In Pictures
Yemen: Arabia’s wildlife supermarket
Exotic wildlife is often smuggled from the Horn of Africa through Yemen to rich buyers in the Gulf.
Beit al-Faqih, Yemen – The dealer and prospective buyer were casually introduced to one another, and two small cheetah cubs were brought into the room. Visibly underweight and with dirty yellow fur, they limped and meowed meekly.
The animals were weak and slow, and their skin hung loosely from their bones. Two other cubs had perished and their emaciated carcasses lay nearby.
Ali, a dealer of rare animals in Beit al-Faqih, a city in western Yemen, claimed to have had eight cheetah cubs in his possession. Four had recently been sold to a Saudi family, he said on the condition of anonymity. It had only taken an hour in the city’s Friday animal market to find him. Posing as buyers for a European zoo, nobody questioned why two tall, white foreigners were looking to buy African animals in Yemen. None of the livestock traders who descend on the city each week seemed surprised when asked if they had lions, leopards, or cheetahs for sale.
Yemeni traders know that foreigners wandering though their souk are not simply looking for camels or cheap Ethiopian sheep. The city has become a hub for the lucrative trade in wild animals, smuggled across the Red Sea between Africa and the Arabian Peninsula. Visitors from the Gulf states looking for exotic animals for private collections and pets have become a common sight in western Yemen.
While the exact numbers are unavailable, the trend seems to have put a dent in the cheetah population across Somalia, whose autonomous Somaliland region – located across the Gulf of Aden from Yemen – is used as a staging ground for the smuggling. In an ironic twist, Yemen, the poorest country in the Arab world, is now allegedly one of the world’s most lucrative conduits for wildlife crime.
Research compiled by the Cheetah Conservation Fund (CCF) suggests that many cubs taken from the wild in Africa die before reaching their final destination in the Arabian Peninsula.

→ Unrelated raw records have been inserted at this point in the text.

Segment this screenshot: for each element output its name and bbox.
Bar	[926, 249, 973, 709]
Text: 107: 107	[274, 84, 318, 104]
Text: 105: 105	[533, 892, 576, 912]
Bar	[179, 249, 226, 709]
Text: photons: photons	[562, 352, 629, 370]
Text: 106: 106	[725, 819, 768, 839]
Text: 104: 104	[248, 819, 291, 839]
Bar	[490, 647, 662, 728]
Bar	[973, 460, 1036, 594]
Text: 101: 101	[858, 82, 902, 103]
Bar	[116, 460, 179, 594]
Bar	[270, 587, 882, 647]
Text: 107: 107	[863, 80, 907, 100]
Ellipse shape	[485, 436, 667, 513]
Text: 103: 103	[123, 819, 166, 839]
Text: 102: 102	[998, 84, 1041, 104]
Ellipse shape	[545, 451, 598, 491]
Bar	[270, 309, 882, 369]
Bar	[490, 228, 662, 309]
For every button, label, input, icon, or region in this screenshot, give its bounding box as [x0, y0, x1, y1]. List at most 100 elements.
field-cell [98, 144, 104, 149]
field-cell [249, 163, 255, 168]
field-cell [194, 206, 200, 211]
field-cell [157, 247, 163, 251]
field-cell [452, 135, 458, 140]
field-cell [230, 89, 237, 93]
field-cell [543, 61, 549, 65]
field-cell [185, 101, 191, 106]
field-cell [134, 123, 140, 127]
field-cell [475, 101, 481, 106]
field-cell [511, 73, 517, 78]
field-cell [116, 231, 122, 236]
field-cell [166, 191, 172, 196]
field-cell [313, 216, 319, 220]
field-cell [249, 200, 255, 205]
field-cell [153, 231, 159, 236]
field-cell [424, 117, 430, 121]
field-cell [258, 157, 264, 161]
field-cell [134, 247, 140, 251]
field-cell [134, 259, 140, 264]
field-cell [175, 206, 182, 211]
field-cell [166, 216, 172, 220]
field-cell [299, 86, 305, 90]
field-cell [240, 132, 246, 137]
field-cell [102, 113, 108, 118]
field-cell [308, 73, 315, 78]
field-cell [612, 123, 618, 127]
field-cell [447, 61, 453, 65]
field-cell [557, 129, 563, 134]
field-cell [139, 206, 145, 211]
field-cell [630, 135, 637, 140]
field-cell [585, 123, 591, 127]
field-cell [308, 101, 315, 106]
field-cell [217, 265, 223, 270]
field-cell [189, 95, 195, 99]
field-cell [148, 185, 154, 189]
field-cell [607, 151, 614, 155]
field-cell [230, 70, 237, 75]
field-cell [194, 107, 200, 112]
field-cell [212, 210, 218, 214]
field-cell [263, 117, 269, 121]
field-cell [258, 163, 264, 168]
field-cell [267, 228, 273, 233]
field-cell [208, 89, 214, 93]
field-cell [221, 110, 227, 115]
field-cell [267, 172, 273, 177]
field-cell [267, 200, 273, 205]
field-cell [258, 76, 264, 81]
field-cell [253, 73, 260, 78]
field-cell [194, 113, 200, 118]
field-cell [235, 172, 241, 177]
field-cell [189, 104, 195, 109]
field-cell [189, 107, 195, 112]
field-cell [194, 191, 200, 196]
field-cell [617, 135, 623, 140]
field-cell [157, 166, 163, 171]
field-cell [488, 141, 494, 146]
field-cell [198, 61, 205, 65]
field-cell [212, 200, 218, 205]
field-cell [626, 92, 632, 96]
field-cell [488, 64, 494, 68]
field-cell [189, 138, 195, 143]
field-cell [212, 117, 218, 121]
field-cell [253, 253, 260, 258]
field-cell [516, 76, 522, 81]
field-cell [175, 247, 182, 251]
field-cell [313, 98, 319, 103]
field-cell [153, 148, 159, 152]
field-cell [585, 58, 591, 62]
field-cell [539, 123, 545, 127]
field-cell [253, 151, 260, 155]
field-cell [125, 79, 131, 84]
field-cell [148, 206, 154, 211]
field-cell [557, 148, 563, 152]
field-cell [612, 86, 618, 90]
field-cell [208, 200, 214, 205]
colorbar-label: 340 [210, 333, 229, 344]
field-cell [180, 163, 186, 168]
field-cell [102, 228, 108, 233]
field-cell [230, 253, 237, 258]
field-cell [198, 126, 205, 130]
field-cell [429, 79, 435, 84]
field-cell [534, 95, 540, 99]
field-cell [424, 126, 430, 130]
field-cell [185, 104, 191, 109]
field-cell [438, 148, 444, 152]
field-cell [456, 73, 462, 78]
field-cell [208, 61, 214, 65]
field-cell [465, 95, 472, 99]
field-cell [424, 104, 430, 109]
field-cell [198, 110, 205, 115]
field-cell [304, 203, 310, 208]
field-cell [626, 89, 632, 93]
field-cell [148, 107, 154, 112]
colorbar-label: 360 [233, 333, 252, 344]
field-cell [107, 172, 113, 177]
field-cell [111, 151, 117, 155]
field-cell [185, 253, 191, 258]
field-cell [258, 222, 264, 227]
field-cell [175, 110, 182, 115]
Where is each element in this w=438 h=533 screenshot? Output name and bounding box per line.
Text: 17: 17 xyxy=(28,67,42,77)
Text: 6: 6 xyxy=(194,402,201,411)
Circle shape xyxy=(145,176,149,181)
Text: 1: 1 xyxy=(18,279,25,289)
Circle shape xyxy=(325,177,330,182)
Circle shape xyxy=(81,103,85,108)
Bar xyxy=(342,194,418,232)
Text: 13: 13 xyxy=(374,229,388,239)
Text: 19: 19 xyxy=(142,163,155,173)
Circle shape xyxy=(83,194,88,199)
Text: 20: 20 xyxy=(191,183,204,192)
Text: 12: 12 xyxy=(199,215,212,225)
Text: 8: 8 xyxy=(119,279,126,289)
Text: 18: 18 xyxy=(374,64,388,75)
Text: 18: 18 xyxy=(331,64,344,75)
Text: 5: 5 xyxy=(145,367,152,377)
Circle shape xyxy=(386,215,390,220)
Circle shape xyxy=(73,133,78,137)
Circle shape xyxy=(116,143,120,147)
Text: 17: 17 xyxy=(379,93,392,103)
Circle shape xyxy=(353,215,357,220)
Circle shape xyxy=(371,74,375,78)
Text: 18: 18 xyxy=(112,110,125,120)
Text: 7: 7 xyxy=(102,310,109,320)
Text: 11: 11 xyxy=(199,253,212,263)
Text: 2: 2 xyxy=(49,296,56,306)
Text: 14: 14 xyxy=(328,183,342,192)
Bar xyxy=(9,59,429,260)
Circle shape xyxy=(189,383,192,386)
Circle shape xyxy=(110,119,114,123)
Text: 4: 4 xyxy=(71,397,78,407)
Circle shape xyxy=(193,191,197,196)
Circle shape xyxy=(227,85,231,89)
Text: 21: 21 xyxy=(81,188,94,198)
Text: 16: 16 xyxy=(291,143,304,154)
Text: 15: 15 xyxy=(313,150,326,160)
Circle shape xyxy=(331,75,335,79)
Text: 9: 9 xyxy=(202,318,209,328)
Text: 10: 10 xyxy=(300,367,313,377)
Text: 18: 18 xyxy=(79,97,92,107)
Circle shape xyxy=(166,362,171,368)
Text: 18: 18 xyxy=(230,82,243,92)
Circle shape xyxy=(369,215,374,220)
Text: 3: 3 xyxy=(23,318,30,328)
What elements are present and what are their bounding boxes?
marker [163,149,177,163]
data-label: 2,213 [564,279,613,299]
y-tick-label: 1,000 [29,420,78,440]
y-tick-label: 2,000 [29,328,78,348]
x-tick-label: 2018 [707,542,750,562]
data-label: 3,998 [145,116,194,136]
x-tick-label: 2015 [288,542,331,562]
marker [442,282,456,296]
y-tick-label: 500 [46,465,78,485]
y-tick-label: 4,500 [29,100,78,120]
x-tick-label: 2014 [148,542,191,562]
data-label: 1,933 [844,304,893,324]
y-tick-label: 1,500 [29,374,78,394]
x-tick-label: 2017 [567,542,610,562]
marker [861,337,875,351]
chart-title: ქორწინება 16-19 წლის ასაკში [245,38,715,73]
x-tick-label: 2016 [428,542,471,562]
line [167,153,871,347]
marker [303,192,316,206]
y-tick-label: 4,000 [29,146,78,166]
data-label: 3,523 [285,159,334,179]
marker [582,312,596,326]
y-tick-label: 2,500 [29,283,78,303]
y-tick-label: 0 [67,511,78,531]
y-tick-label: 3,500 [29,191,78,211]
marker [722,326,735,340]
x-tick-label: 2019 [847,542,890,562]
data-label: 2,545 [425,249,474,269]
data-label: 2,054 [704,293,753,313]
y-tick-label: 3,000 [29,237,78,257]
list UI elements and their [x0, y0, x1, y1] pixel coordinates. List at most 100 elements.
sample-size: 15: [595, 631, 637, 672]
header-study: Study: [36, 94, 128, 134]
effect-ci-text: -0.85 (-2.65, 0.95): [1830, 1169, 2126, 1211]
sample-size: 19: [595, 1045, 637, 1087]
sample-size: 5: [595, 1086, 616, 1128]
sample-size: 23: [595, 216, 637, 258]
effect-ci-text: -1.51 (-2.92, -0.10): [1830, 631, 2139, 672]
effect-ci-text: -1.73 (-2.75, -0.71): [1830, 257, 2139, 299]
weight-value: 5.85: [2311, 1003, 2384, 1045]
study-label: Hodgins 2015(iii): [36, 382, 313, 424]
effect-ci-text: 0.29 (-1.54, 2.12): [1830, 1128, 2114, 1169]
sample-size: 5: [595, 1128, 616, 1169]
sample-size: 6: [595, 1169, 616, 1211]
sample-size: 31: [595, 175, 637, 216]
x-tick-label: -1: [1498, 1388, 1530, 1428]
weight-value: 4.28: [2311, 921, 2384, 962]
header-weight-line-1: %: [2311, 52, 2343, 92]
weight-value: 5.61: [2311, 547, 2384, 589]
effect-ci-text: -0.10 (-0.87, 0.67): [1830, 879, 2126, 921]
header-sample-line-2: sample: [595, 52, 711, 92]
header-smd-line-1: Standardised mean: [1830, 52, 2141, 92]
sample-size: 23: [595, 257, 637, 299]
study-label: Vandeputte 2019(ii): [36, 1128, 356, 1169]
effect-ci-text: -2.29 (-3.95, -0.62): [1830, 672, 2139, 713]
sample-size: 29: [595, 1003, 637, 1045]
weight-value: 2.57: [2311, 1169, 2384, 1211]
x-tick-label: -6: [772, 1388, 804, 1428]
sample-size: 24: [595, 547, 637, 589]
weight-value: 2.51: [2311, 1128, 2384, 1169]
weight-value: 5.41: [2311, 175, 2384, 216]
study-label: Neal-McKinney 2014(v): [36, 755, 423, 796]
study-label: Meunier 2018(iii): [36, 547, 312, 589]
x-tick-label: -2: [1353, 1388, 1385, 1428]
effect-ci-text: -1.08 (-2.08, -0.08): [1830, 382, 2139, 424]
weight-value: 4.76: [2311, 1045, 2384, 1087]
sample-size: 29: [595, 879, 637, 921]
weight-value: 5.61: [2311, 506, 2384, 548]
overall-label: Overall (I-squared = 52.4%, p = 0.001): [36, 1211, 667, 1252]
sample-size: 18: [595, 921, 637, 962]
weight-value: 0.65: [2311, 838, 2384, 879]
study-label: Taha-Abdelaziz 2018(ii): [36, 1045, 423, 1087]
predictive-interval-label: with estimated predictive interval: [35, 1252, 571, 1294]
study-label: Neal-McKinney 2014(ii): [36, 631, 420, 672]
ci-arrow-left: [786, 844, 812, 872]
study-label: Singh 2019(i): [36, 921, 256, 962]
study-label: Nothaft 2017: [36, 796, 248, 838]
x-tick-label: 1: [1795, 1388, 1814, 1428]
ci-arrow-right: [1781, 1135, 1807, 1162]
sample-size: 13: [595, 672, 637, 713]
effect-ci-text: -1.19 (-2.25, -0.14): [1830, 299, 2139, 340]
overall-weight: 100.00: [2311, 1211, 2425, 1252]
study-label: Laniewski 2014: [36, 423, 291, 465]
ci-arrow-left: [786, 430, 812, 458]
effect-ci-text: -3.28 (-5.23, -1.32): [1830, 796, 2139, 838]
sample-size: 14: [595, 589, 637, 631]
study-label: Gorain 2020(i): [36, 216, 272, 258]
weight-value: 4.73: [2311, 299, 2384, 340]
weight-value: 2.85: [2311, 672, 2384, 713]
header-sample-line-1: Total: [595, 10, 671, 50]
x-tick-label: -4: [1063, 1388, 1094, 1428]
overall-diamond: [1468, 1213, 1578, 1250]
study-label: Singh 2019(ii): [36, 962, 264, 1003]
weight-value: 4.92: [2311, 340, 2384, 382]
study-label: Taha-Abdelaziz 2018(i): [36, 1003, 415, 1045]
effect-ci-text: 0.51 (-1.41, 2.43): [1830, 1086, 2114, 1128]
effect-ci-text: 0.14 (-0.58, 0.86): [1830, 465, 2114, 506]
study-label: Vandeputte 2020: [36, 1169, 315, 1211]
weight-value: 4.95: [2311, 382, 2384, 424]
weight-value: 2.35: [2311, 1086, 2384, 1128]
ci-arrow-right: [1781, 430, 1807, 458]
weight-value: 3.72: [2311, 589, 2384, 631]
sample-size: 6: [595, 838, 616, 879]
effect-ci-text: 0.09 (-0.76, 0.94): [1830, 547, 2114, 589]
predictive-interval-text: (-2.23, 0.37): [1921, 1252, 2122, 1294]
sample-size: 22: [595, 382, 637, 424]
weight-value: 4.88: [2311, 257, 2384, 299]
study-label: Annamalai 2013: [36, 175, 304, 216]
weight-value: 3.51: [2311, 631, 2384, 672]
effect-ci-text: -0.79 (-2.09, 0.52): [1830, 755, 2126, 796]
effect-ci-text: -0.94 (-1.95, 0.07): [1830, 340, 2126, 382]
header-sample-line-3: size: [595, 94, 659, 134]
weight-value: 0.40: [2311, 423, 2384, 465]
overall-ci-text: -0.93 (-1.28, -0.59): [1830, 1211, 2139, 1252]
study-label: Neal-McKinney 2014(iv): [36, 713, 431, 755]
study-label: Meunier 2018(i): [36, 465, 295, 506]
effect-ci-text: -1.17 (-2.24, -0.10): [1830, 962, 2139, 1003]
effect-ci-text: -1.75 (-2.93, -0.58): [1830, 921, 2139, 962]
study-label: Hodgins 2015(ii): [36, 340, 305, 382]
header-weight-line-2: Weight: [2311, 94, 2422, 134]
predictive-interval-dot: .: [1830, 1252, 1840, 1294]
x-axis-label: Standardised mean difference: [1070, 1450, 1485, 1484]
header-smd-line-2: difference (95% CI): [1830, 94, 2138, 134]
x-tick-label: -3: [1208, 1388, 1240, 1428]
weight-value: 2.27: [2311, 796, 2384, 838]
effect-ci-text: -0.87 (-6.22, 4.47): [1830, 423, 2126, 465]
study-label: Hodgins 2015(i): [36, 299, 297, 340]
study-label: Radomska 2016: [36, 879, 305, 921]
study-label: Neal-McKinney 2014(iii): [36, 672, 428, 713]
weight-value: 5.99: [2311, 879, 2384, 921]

The secretive nature of the smuggling industry and the volatility of the Horn of Africa and Yemen mean that few statistics are available on the animal trafficking business between Africa and Arabia.
Patricia Tricorache, CCF’s project director, believes the Gulf’s insatiable demand for wild pets like cheetahs is decimating the species. “The mortality rate for cheetah cubs is a disaster for a population that is already teetering. The species used to thrive across East Africa, all the way across the Gulf and into Central Asia. Now there are as few as 10,000 left, and these are being harvested like a cash crop.”
Over the course of a year, each visit to the western coast of Yemen yielded a little more insight into the trade. Animals are snatched from the bush in Kenya and Ethiopia before being passed on through loose networks of dealers over a period of weeks.
From sparsely populated beaches in Somaliland, the animals are shipped across the Gulf of Aden and the Red Sea, and arrive on Yemen’s western coastline.
Yemeni traders often pay only around $200 per cub on the Somali coast, while the final selling price for each cheetah sold in the Gulf ranges from $4,000-7,000. The CCF and the Welthungerlife sanctuary in Somaliland estimate that about 300 cheetah cubs pass through Yemen each year.
The animals often change hands again, between dealers in Yemeni cities like Haradh and Beit al-Faqih near the Bab al-Mandeb peninsula, before heading north along a wide tarmac road that runs towards the country’s northern border. Neighbouring Saudi Arabia’s porous frontier has been turned into a wildlife superhighway.
Little enforcement
Lawlessness in Yemen and the Horn of Africa create a profitable atmosphere for the illegal wildlife trade. Yemen’s government, which faces major challenges from separatists in the north and south and attacks by al-Qaeda-affiliated fighters, struggles to prevent the trade in wild animals. The country’s former environment minister and lifelong conservationist Abdulrahman F al-Eryani is pessimistic about the potential for greater enforcement in the country.
He said apologetically: “Yemen is going through socio-political chaos. It has always had little budget for environmental protection, which makes any expectation of enforcement against animal smuggling unrealistic.”
David Stanton, who runs a foundation to protect Yemeni leopards and has lived in the country for nearly 20 years, is one of the few outsiders to have attempted to scrape the surface of the industry in Yemen.
“The feeling that wildlife crime is not really a crime is almost universal,” Stanton said. “Yemenis involved in the wildlife trade probably know that it is illegal, but I doubt that many of them feel that it is unethical or immoral.”
Yet a recent resolution by the UN’s Economic and Social Council suggests strong links between the illegal shipments of guns, people, drugs and wildlife. Regardless of the perceived morality, demand for exotic pets in Dubai, Jeddah and Doha can fund far more serious crime in the region.